Mobile Payments Could Save Retailers $90 Billion in Swipe Fees
We’ve seen quite a bit about the impact of mobile payments on the regular shopper. The convenience, ease of use, the security and so on all combining to push more shoppers to take advantage of that mobile app. Yet we haven’t seen so much of a case made to merchants, who generally get the “be where your customers are” speech and expect that to work. However, there’s one big new case made for mobile payments at the retailer level, and it’s called “saving on the $90 billion in swipe fees annually.”
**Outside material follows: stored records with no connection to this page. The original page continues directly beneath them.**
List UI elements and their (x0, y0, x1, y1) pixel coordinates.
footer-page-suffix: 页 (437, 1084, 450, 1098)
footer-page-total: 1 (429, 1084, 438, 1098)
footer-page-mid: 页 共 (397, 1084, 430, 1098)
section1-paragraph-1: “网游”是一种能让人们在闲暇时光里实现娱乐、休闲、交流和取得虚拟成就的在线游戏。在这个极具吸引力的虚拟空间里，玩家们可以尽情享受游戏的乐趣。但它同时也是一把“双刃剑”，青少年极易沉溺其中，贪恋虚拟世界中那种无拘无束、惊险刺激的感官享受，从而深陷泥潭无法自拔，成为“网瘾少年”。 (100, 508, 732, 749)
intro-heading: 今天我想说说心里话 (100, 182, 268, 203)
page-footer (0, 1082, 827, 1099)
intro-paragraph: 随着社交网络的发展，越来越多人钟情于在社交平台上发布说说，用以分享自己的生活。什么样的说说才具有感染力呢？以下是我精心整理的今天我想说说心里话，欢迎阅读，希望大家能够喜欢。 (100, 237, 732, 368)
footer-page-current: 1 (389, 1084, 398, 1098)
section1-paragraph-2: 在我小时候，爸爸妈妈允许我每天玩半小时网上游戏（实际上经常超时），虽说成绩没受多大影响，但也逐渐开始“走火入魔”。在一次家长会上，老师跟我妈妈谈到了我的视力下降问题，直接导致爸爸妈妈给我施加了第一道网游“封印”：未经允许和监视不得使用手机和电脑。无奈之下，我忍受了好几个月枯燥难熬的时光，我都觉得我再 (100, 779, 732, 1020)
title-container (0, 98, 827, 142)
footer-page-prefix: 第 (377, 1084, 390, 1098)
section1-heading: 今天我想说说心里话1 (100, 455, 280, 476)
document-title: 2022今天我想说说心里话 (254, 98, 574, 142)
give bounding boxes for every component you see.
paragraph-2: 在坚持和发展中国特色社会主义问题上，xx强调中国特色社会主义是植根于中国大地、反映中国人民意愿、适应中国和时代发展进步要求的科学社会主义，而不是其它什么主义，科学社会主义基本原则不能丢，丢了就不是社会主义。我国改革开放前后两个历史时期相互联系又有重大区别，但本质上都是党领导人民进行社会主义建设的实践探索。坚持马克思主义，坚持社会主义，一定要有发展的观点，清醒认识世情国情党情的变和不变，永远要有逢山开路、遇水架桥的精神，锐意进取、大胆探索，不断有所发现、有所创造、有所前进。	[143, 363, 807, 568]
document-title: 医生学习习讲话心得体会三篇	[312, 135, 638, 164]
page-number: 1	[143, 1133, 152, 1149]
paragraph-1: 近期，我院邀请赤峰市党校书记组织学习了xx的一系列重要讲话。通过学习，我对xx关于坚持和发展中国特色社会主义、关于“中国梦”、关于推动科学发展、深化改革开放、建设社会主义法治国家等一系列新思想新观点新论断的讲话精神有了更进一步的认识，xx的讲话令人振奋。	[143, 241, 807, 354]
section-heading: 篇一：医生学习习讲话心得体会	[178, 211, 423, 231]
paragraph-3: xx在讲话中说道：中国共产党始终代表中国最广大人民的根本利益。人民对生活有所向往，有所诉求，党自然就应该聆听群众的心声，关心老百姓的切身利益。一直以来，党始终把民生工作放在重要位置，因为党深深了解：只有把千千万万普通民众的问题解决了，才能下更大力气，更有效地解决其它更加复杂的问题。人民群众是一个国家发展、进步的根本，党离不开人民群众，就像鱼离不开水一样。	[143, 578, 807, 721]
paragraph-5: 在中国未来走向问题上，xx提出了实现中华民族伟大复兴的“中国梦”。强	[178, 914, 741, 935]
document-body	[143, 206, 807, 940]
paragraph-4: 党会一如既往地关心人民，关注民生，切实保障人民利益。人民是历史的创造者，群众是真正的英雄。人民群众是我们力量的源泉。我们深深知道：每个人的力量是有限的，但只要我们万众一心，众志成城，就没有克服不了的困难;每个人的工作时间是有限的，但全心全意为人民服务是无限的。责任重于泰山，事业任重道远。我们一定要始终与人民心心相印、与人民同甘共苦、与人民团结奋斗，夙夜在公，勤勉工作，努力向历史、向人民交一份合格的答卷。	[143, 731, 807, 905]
That’s right; credit card companies have been making money hand over fist on swipe fees, but the rise of mobile payments may well shake that notion. Several major retailers—Kohl’s, Starbucks and Walmart among them—have already demonstrated how successful a branded wallet program can be, especially when it incorporates a loyalty program into the mix.
It’s not just about cost savings, either, but a great new potential opportunity. When businesses run their own mobile wallets, they can take advantage of the reams of data generated therein as fodder for analytics projects. Analytics are basically just studying big piles of data looking for patterns that become “actionable insights”, or things businesses can do to take advantage of the patterns found.
Even those who use mobile wallets, like Starbucks, haven’t given up completely on credit cards. Starbucks encourages its shoppers to buy gift cards, which only require one swipe fee when the card is purchased. The coffee that card buys, meanwhile, has no swipe card fee.
It’s not surprising that retailers would look for any way available to save money and bolster already-thin margins. Retailers have had to be extra careful about such things, especially in the Amazon era, as they seek to not only compete beyond price, but ensure they can at least stay competitive on price. Cutting the swipe fee out of their budget could be a big help, but it’s a safe bet credit card companies won’t take that loss lying down themselves.
How the credit card companies respond to this move will be noteworthy in and of itself, but for now, it’s gratifying to see retailers exercise some creative spirit once more.